Why are we "IT"?, page 1

reply to post by jiggerj

Why would the process of quarks to atoms to molecules suddenly stop with us? Wouldn't this be breaking the chain of logic? If A makes B, and B makes C, and C makes D, then surely D makes something else. Right?

Nothing says the process is over.

Further, in an interesting sort of way, D could make A.

It's an "out there" theory - but it's not impossible under the known laws of quantum mechanics.

Simply put - think of the universe like you would a chess board. Each piece represents certain particles, forces, or whatever (it's not an exact analogy - but it conveys the idea). Each turn represents something known as Planck Time (or a Planck Second). Looking at the board, regardless of how the pieces are arranged - you can perform two operations knowing the rules: State what possible moves in the last turn led to the current state of the board - and state what moves can be made this turn (what the board can look like in the next turn).

The operation is recursive. For each possible state (past or future) another set of possible futures/origins stem from it. This can proceed indefinitely.

Presume you walk upon a chess board. Much like us becoming aware of this universe. Did the board start this way? Or was there a game going before we got here? The distinction is moot within quantum mechanics. A past and future can always be inferred from the state of the board. Presuming the past to exist - you know that only one 'path' through the possible list of past turns and states could have been taken by one game.... but you cannot be certain of which one. Your degree of certainty will fall off rapidly (not quite at the inverse square due to 'junctions' along the way - when the same state arises at the same time across multiple paths) as you go farther into the past (or the future).
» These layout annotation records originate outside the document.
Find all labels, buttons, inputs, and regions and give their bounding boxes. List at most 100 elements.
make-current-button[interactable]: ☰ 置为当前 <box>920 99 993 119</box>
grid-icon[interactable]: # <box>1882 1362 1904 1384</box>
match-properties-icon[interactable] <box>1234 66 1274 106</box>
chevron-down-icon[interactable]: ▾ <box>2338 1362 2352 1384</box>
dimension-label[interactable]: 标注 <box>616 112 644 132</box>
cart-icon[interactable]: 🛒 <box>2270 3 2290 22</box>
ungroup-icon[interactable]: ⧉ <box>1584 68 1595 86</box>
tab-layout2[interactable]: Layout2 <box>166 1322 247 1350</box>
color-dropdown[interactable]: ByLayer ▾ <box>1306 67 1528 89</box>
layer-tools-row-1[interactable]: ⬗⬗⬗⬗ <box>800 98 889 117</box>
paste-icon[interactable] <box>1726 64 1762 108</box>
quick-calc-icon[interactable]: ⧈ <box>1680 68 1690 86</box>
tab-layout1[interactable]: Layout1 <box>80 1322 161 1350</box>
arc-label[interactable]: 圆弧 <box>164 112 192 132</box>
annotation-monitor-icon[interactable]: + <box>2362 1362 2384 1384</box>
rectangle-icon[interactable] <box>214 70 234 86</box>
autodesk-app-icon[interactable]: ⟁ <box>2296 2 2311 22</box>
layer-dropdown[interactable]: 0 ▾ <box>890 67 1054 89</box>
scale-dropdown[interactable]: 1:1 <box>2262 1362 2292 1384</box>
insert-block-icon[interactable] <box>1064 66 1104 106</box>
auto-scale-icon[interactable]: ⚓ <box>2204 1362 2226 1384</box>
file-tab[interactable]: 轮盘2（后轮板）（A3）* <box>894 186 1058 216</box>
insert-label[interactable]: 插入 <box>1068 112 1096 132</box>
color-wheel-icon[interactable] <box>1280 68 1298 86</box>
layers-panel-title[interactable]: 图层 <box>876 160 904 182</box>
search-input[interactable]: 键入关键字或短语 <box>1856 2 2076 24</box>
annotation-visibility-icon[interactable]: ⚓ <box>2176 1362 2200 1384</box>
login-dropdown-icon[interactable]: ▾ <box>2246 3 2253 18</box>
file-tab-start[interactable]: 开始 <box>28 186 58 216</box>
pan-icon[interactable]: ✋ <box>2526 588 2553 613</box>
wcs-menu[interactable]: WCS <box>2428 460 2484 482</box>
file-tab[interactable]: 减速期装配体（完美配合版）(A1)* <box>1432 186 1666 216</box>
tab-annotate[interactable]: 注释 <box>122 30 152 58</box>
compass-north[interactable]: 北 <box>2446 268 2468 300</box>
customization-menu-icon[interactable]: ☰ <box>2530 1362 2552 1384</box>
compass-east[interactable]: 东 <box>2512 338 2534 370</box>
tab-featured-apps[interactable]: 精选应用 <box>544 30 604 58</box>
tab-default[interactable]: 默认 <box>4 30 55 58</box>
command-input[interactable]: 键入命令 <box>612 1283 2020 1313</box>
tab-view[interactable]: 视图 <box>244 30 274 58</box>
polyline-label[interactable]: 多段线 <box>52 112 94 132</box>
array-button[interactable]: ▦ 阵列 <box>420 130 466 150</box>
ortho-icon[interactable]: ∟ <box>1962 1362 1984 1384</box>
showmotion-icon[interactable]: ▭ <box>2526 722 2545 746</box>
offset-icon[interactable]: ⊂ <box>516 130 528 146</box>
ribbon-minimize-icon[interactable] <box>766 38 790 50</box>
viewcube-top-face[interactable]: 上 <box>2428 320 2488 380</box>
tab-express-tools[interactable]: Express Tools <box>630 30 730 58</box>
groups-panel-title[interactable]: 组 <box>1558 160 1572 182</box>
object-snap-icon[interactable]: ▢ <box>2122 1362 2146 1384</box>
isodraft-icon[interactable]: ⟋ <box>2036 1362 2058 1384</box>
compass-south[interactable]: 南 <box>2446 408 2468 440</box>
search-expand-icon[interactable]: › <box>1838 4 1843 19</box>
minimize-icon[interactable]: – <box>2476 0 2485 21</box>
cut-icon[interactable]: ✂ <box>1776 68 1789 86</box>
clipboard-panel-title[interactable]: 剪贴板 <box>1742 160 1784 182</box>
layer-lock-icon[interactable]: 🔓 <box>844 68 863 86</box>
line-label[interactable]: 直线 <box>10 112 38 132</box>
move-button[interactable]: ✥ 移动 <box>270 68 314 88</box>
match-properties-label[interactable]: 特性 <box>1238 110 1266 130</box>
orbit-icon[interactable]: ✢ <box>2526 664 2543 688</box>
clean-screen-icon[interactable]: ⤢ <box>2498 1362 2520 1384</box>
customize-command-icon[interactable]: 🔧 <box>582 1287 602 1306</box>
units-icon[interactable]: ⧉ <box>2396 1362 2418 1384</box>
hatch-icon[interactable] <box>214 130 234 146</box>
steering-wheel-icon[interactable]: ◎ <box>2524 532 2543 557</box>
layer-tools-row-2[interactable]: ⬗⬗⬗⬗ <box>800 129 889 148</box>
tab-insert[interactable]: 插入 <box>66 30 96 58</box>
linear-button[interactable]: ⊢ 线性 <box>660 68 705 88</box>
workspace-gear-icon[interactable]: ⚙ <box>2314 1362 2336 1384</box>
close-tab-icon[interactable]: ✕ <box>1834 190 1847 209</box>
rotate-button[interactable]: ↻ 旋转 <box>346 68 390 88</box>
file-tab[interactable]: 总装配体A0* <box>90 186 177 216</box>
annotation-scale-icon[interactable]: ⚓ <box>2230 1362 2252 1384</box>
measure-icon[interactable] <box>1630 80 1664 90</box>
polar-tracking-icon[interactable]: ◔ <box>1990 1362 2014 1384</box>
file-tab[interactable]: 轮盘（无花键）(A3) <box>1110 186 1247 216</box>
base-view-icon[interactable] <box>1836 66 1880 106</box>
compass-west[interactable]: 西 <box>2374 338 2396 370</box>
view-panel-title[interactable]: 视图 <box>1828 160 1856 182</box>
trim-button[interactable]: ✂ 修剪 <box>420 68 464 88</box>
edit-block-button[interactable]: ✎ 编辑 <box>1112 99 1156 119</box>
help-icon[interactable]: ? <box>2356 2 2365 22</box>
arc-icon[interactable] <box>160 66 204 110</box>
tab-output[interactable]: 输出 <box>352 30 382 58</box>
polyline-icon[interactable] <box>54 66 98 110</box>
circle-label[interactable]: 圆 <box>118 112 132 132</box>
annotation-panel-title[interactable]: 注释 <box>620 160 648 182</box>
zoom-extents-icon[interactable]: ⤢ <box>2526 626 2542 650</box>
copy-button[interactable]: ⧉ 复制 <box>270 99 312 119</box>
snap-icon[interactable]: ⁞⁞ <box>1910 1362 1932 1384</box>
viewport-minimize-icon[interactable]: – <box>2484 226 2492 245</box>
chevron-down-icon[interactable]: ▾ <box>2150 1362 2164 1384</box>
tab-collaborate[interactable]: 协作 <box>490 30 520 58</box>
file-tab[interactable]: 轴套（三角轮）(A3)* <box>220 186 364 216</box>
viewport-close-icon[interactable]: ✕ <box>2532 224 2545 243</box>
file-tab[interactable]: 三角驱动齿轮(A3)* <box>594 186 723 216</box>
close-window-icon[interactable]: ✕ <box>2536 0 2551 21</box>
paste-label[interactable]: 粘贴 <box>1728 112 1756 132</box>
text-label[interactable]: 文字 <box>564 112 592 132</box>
But - suppose you have a room. You can't see in the room - but you know there to be a chess board and its pieces in the room. That chess board exists in a quantum superposition of all its possible states (presuming we are working with a standard set of pieces and not getting overly creative) before you open the door and look at the board (we're dealing with an analogy, here; not making the argument that things are actually in a superposition when not directly observing them... although that is an intriguing bit of food for thought). Basically - before you opened the door, you knew that board could exist in a finite number of possible states (not sure what the number is - presuming we can break the standard rules and place pieces randomly wherever across the board) - but it did not actually take one of those states until you opened the door.

Since it existed in a superposition - you couldn't identify the board having a past, future, or even present. However, once it assumes one defined state, you can infer a past and a future from that board.

In a similar manner - if you were to just happen upon this universe - you could infer a past and a future for it based on information about its current state and the rules by which it functions. Whether or not that past actually existed is irrelevant to the current state and the fact that it can be inferred.

It's not exactly supposed to be a provable theory - but it's an interesting one just the same.